Dazu gehören natürlich auch Fragen wie "Wen will ich nicht mehr in meinem Leben haben, mit wem will ich mich umgeben, wer tut mir gut?"

Anja Wagler erinnert sich an eine Frau, die voller Ängste steckte, aber endlich auch gehört werden wollte. Sie wollte sich zutrauen, ihre Stimme zu erheben, um sichtbarer zu werden, aus ihrem Graue-Maus-Alltag herauszukommen. "Es gibt viele Möglichkeiten, das Thema anzugehen", sagt die Coachin. Das könne eine zusätzliche Ausbildung sein, ein guter Mentor oder ein Netzwerk von vertrauten Gesprächspartnern, die einem auf die Sprünge helfen.

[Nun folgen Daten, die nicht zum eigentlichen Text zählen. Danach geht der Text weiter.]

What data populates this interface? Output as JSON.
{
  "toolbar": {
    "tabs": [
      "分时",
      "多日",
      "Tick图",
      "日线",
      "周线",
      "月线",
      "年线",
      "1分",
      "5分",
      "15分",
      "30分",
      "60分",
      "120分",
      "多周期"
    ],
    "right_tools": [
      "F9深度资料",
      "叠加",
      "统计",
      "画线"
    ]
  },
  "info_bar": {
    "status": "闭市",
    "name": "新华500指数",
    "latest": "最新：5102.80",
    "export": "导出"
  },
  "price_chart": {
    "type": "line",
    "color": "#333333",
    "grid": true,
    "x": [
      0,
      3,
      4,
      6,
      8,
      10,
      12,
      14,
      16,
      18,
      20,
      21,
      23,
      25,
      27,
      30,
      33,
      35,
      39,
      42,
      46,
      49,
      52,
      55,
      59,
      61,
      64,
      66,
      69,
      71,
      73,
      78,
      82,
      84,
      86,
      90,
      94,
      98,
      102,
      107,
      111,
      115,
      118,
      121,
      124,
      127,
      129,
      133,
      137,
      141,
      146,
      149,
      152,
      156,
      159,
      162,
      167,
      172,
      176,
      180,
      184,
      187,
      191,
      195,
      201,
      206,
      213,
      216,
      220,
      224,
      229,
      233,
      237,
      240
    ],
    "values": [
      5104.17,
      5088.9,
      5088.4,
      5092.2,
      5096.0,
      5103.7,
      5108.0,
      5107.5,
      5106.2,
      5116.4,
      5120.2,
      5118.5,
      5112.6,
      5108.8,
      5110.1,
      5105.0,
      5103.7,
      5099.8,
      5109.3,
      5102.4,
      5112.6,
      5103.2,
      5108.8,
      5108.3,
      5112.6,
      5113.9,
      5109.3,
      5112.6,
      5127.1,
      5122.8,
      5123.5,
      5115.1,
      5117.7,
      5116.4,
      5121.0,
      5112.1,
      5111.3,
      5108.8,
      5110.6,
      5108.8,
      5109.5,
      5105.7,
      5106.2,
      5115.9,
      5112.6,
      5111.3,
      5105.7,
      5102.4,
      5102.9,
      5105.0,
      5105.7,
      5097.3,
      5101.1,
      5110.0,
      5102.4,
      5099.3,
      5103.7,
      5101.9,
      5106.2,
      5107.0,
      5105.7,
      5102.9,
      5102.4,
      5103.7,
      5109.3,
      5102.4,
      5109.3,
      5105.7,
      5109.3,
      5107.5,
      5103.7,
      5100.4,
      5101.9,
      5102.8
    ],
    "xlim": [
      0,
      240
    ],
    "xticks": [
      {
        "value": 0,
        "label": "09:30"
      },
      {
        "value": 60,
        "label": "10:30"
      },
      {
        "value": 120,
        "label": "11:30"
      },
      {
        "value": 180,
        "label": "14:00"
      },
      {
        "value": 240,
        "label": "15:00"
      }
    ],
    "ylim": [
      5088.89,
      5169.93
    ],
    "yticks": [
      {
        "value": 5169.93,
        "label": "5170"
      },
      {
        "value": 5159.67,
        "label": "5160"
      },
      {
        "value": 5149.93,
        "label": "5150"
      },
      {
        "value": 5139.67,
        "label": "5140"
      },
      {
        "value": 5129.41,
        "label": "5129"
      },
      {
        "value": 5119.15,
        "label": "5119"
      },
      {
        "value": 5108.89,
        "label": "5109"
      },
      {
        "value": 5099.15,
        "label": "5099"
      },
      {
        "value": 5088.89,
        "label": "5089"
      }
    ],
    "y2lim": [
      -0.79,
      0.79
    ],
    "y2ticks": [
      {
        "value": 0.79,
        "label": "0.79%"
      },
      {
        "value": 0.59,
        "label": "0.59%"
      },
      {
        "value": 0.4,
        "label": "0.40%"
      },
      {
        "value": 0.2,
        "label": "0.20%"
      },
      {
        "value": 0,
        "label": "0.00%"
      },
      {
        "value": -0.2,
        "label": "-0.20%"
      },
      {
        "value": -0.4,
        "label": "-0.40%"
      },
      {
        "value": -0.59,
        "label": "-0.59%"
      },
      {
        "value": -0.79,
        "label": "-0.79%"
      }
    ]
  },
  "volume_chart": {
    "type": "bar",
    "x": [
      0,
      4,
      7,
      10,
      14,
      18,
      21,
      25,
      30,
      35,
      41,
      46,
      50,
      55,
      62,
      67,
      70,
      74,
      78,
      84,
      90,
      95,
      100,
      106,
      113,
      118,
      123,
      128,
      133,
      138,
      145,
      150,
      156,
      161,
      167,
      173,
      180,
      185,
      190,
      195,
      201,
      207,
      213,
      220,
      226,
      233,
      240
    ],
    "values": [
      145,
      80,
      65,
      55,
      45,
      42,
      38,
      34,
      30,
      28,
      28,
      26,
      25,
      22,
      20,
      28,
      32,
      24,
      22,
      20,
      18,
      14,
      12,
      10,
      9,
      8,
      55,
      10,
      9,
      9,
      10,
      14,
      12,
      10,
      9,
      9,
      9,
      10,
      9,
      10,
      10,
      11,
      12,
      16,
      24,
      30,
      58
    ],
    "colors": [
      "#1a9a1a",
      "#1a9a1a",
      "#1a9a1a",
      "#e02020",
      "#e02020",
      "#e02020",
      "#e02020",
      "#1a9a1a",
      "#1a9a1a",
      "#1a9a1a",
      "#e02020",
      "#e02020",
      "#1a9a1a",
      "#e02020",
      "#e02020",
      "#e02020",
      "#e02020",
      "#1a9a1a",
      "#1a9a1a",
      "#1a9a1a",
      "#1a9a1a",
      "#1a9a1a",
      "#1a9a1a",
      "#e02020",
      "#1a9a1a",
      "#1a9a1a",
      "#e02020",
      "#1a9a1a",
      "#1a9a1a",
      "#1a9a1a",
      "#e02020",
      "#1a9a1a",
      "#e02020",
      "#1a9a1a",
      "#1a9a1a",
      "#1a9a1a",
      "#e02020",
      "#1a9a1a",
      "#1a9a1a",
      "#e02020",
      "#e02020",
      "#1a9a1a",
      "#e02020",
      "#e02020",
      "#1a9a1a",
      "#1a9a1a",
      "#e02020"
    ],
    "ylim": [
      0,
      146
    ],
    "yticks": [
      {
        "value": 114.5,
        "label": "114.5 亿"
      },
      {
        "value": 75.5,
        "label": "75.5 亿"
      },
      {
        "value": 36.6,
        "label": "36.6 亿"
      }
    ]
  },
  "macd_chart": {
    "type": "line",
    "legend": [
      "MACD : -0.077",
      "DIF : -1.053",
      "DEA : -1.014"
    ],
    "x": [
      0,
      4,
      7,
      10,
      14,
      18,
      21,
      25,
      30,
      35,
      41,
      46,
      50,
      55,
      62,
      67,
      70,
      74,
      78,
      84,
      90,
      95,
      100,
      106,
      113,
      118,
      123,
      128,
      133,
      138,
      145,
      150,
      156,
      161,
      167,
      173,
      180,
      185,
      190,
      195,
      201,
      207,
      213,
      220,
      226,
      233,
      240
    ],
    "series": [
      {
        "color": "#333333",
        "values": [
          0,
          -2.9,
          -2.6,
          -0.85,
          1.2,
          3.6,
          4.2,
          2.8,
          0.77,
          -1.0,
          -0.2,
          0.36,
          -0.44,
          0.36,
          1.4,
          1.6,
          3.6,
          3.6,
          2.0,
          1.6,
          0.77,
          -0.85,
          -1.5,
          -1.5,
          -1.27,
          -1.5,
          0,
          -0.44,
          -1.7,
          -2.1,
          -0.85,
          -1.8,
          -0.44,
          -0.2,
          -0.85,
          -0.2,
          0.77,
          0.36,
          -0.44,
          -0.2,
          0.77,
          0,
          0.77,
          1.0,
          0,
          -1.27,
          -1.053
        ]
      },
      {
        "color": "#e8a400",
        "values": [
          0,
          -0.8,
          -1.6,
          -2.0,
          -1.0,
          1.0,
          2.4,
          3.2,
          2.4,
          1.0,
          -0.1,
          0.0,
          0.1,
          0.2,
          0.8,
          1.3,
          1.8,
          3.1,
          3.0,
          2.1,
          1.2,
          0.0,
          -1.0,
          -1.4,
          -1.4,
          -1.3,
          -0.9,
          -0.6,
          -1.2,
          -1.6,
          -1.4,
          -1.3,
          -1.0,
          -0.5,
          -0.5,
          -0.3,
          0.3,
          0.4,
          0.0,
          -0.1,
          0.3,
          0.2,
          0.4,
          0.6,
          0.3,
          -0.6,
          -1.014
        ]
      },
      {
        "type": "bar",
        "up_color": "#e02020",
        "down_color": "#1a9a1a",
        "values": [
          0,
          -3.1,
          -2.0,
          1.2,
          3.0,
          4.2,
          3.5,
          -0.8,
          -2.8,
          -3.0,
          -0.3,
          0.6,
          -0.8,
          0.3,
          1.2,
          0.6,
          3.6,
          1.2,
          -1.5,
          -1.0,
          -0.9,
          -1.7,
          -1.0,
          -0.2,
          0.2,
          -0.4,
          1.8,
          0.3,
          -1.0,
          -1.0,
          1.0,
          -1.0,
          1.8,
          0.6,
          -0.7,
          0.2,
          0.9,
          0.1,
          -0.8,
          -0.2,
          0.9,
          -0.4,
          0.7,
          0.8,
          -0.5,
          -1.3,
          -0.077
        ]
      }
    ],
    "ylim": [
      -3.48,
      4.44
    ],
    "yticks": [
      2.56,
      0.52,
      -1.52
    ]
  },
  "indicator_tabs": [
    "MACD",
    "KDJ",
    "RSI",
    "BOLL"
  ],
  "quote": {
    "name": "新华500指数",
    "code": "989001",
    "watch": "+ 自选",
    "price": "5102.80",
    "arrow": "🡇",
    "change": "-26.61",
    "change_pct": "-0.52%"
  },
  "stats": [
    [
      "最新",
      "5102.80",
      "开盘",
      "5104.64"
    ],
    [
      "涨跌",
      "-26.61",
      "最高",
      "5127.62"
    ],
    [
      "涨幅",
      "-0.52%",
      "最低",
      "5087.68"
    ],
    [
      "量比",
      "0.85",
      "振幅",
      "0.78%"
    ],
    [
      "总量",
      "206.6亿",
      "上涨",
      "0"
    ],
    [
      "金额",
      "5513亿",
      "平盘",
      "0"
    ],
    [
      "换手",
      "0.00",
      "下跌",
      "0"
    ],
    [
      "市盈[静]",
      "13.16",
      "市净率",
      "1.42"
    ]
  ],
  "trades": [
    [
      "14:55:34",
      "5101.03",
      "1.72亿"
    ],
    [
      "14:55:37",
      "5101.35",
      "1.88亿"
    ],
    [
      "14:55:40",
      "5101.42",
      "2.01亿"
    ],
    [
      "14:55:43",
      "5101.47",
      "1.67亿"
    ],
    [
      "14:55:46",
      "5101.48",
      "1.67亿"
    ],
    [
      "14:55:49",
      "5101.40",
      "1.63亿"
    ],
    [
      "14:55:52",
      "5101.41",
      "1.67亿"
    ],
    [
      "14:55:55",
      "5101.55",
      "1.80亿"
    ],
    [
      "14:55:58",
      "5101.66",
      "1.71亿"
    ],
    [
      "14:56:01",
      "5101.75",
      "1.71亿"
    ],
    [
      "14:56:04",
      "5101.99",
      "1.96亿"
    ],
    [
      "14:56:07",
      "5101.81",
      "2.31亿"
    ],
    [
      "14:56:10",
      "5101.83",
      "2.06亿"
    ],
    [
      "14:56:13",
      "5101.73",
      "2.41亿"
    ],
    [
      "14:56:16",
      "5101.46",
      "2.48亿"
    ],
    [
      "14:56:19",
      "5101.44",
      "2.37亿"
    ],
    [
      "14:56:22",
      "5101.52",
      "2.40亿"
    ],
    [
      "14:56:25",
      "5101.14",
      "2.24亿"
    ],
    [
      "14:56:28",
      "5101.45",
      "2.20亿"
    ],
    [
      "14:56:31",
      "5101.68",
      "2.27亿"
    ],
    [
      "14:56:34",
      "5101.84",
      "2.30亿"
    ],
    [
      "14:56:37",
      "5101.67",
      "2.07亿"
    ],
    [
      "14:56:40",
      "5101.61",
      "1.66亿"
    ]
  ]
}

Das Urvertrauen ins Leben zurückbekommen, die eigenen Ängste in Schach zu halten, das seien schon große Herausforderungen, aber so ein Coaching sei keine Magie. "Ich kann Tipps geben, wie das Kopfkino aufhört, wie man wieder ins Leben zurückfinden und aus der Achterbahn aussteigen kann", sagt die Frau mit großer Lebenserfahrung.

Drei bis vier Sitzungen seien dazu auf jeden Fall nötig. Die Gespräche finden anfangs in einem kürzeren Abstand statt, später vergehen manchmal Wochen dazwischen. Anders als Psychotherapeuten arbeitet Anja Wagler nicht die Vergangenheit der Frauen auf, sondern schaut mit ihnen in die Zukunft.